For Immediate Release
Sophia Chapin, Communications Specialist
The Piedmont Environmental Council
email@example.com, 540-347-2334 x7022
Delaplane, VA. (Dec. 22, 2021) – Over 70 people, from Fairfax to Winchester, gathered at the Blue Valley Vineyard and Winery in Delaplane on Saturday, Dec. 18 to hear from Dr. Katharine Hayhoe, renowned climate scientist and author of the recently published book Saving Us: A Climate Scientist’s Case for Hope and Healing in a Divided World. The Texas-based author read aloud from her book, detailing Yale’s Six Americas and its implications for climate change communication. In conversations on climate change with those of differing opinions, she said “the key is what we have in common, not what divides us.” Further, it’s important to “always talk about positive, constructive solutions,” she said, “because the number one thing we need these days is hope.”

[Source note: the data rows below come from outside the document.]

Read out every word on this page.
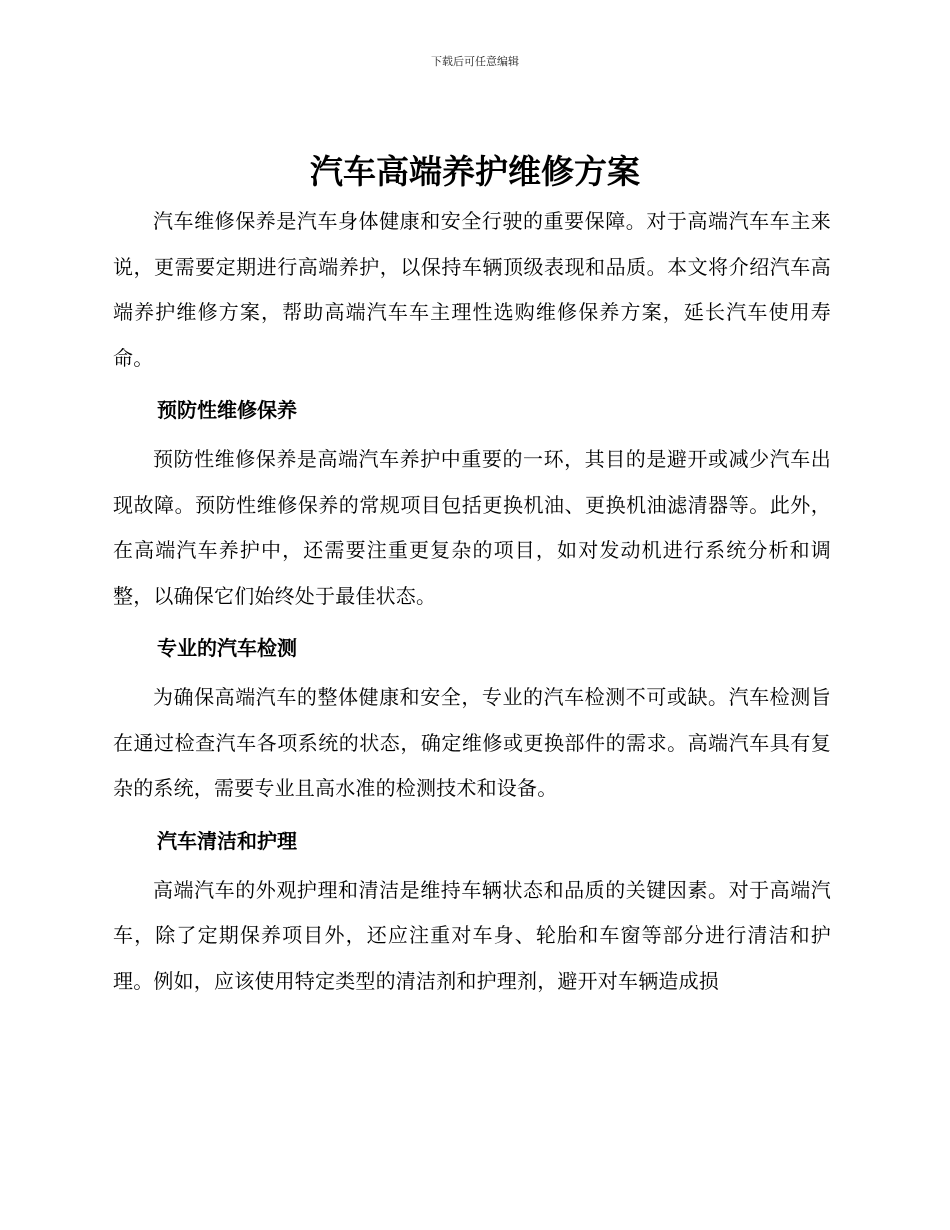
下载后可任意编辑
汽车高端养护维修方案

汽车维修保养是汽车身体健康和安全行驶的重要保障。对于高端汽车车主来说，更需要定期进行高端养护，以保持车辆顶级表现和品质。本文将介绍汽车高端养护维修方案，帮助高端汽车车主理性选购维修保养方案，延长汽车使用寿命。

预防性维修保养

预防性维修保养是高端汽车养护中重要的一环，其目的是避开或减少汽车出现故障。预防性维修保养的常规项目包括更换机油、更换机油滤清器等。此外，在高端汽车养护中，还需要注重更复杂的项目，如对发动机进行系统分析和调整，以确保它们始终处于最佳状态。

专业的汽车检测

为确保高端汽车的整体健康和安全，专业的汽车检测不可或缺。汽车检测旨在通过检查汽车各项系统的状态，确定维修或更换部件的需求。高端汽车具有复杂的系统，需要专业且高水准的检测技术和设备。

汽车清洁和护理

高端汽车的外观护理和清洁是维持车辆状态和品质的关键因素。对于高端汽车，除了定期保养项目外，还应注重对车身、轮胎和车窗等部分进行清洁和护理。例如，应该使用特定类型的清洁剂和护理剂，避开对车辆造成损
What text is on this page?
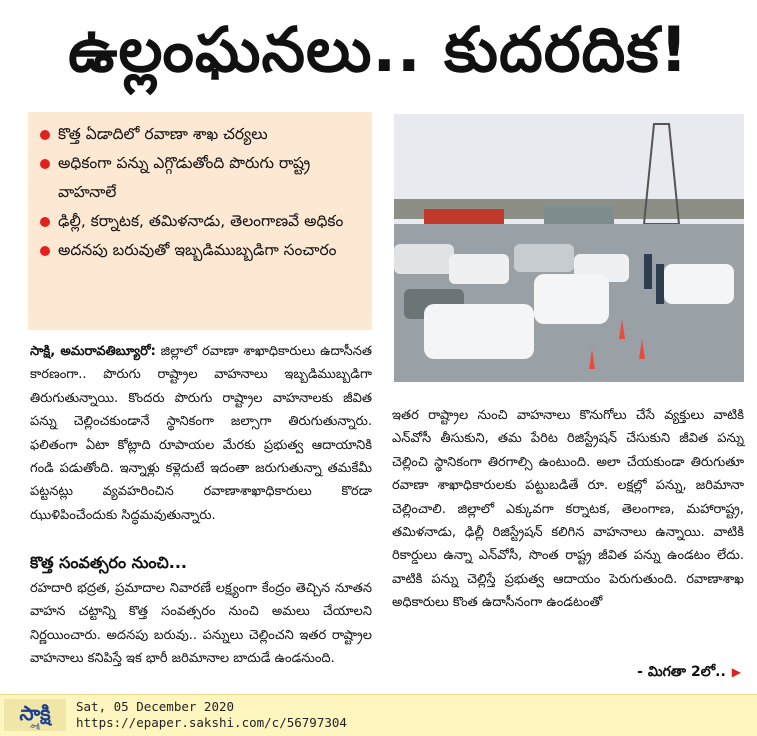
ఉల్లంఘనలు.. కుదరదిక!
కొత్త ఏడాదిలో రవాణా శాఖ చర్యలు
అధికంగా పన్ను ఎగ్గొడుతోంది పొరుగు రాష్ట్ర వాహనాలే
ఢిల్లీ, కర్నాటక, తమిళనాడు, తెలంగాణవే అధికం
అదనపు బరువుతో ఇబ్బడిముబ్బడిగా సంచారం

సాక్షి, అమరావతిబ్యూరో: జిల్లాలో రవాణా శాఖాధికారులు ఉదాసీనత కారణంగా.. పొరుగు రాష్ట్రాల వాహనాలు ఇబ్బడిముబ్బడిగా తిరుగుతున్నాయి. కొందరు పొరుగు రాష్ట్రాల వాహనాలకు జీవిత పన్ను చెల్లించకుండానే స్థానికంగా జల్సాగా తిరుగుతున్నారు. ఫలితంగా ఏటా కోట్లాది రూపాయల మేరకు ప్రభుత్వ ఆదాయానికి గండి పడుతోంది. ఇన్నాళ్లు కళ్లెదుటే ఇదంతా జరుగుతున్నా తమకేమీ పట్టనట్లు వ్యవహరించిన రవాణాశాఖాధికారులు కొరడా ఝుళిపించేందుకు సిద్ధమవుతున్నారు.

కొత్త సంవత్సరం నుంచి...

రహదారి భద్రత, ప్రమాదాల నివారణే లక్ష్యంగా కేంద్రం తెచ్చిన నూతన వాహన చట్టాన్ని కొత్త సంవత్సరం నుంచి అమలు చేయాలని నిర్ణయించారు. అదనపు బరువు.. పన్నులు చెల్లించని ఇతర రాష్ట్రాల వాహనాలు కనిపిస్తే ఇక భారీ జరిమానాల బాదుడే ఉండనుంది.

ఇతర రాష్ట్రాల నుంచి వాహనాలు కొనుగోలు చేసే వ్యక్తులు వాటికి ఎన్‌వోసీ తీసుకుని, తమ పేరిట రిజిస్ట్రేషన్ చేసుకుని జీవిత పన్ను చెల్లించి స్థానికంగా తిరగాల్సి ఉంటుంది. అలా చేయకుండా తిరుగుతూ రవాణా శాఖాధికారులకు పట్టుబడితే రూ. లక్షల్లో పన్ను, జరిమానా చెల్లించాలి. జిల్లాలో ఎక్కువగా కర్నాటక, తెలంగాణ, మహారాష్ట్ర, తమిళనాడు, ఢిల్లీ రిజిస్ట్రేషన్ కలిగిన వాహనాలు ఉన్నాయి. వాటికి రికార్డులు ఉన్నా ఎన్‌వోసీ, సొంత రాష్ట్ర జీవిత పన్ను ఉండటం లేదు. వాటికి పన్ను చెల్లిస్తే ప్రభుత్వ ఆదాయం పెరుగుతుంది. రవాణాశాఖ అధికారులు కొంత ఉదాసీనంగా ఉండటంతో

- మిగతా 2లో.. ▶
సాక్షి
సాక్షి
Sat, 05 December 2020
https://epaper.sakshi.com/c/56797304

The event was hosted by the Blue Valley Ladies Book Club and co-sponsored by The Piedmont Environmental Council (PEC), Old Town Open Book and Blue Valley Vineyard and Winery. Open Book sold 87 copies of Saving Us to those in attendance; more are available for purchase at the independent bookshop on Warrenton’s Main Street. “I was thrilled to represent the Open Book at this event and learned a lot from Dr. Hayhoe,” said bookseller Alison Zak. “In addition to being a book nerd, I am also passionate about nature, very concerned about climate change, and an advocate for the role of beavers in climate change mitigation.”
During her talk Hayhoe emphasized the importance of joining together with others to take collective action on climate change, like starting a local group that addresses food waste, petitioning institutions to divest from fossil fuels or participating in community science projects. “A great message on finding common ground and common cause,” said Piedmont Environmental Council President Chris Miller. “Climate action is not in conflict with better quality of life, our health or economy. When we add native plants along our streams and rivers in an effort to improve drinking water, we also restore habitat, reduce the heat island effect and take carbon out of the atmosphere,” Miller said.
Audience member Dr. Samantha Adhoot, founder of Virginia Clinicians for Climate Action, gifted Hayhoe a mask with Virginia’s warming stripes, a visual representation of annual temperature change from the 1800s to today. “That’s a great way to start a conversation,” said Hayhoe, “and I love that it’s Virginia.” Citizen’s Climate Lobby, a non-partisan grassroots organization, and The Nature Conservancy, for which Hayhoe is the Chief Scientist, were also present.
A Q&A session with Hayhoe inspired questions, big and small, such as “When are we going to reach a tipping point with our political leaders?” and “How do I talk with my family about climate change over the holidays?”. With each answer, Hayhoe offered not only good advice but an affirmation that everyone can make a difference in addressing climate change.
“Katharine’s genuine enthusiasm and patience for finding common ground with our neighbors brought forth so much authentic conversation from the audience,” said one attendee, “I was blown away.”
When challenged on how she addresses arguments on the climate impact of raising cattle or international travel, Hayhoe noted that climate solutions will create more choice, rather than less. “I hear people [from both sides of the political spectrum] say the only solution to climate change is to stop doing everything,” she said, “and my point is, we need to do everything smarter and better.” For example, airlines can switch to plant-based, net-zero emissions fuel, and consumers can buy local, sustainably-sourced food from farmers that manage their pastures for carbon sequestration. These solutions cut the emissions from extracting crude oil and raising beef internationally, which is tied to tropical rainforest deforestation. By avoiding all-or-nothing framing of action and encouraging self-determination, Hayhoe argues that all of us can get on board with climate solutions, no matter who we are. “[These solutions] help us be a more genuine version of who we want to be [as individuals and as a society],” she explained.
Later on, with books and wine in hand, audience members lined up to meet Hayhoe and have their copies signed. Many briefly chatted with her about who the copies were for, intended as holiday gifts for friends and family, and their experience reading the book.
“After listening to Katharine, I’m convinced that she can connect with anyone on the planet about climate change. […] Her book, Saving Us, has the power to be as influential on human-environmental awareness and action as Rachel Carson’s Silent Spring,” said Warrenton resident Kim Bridges.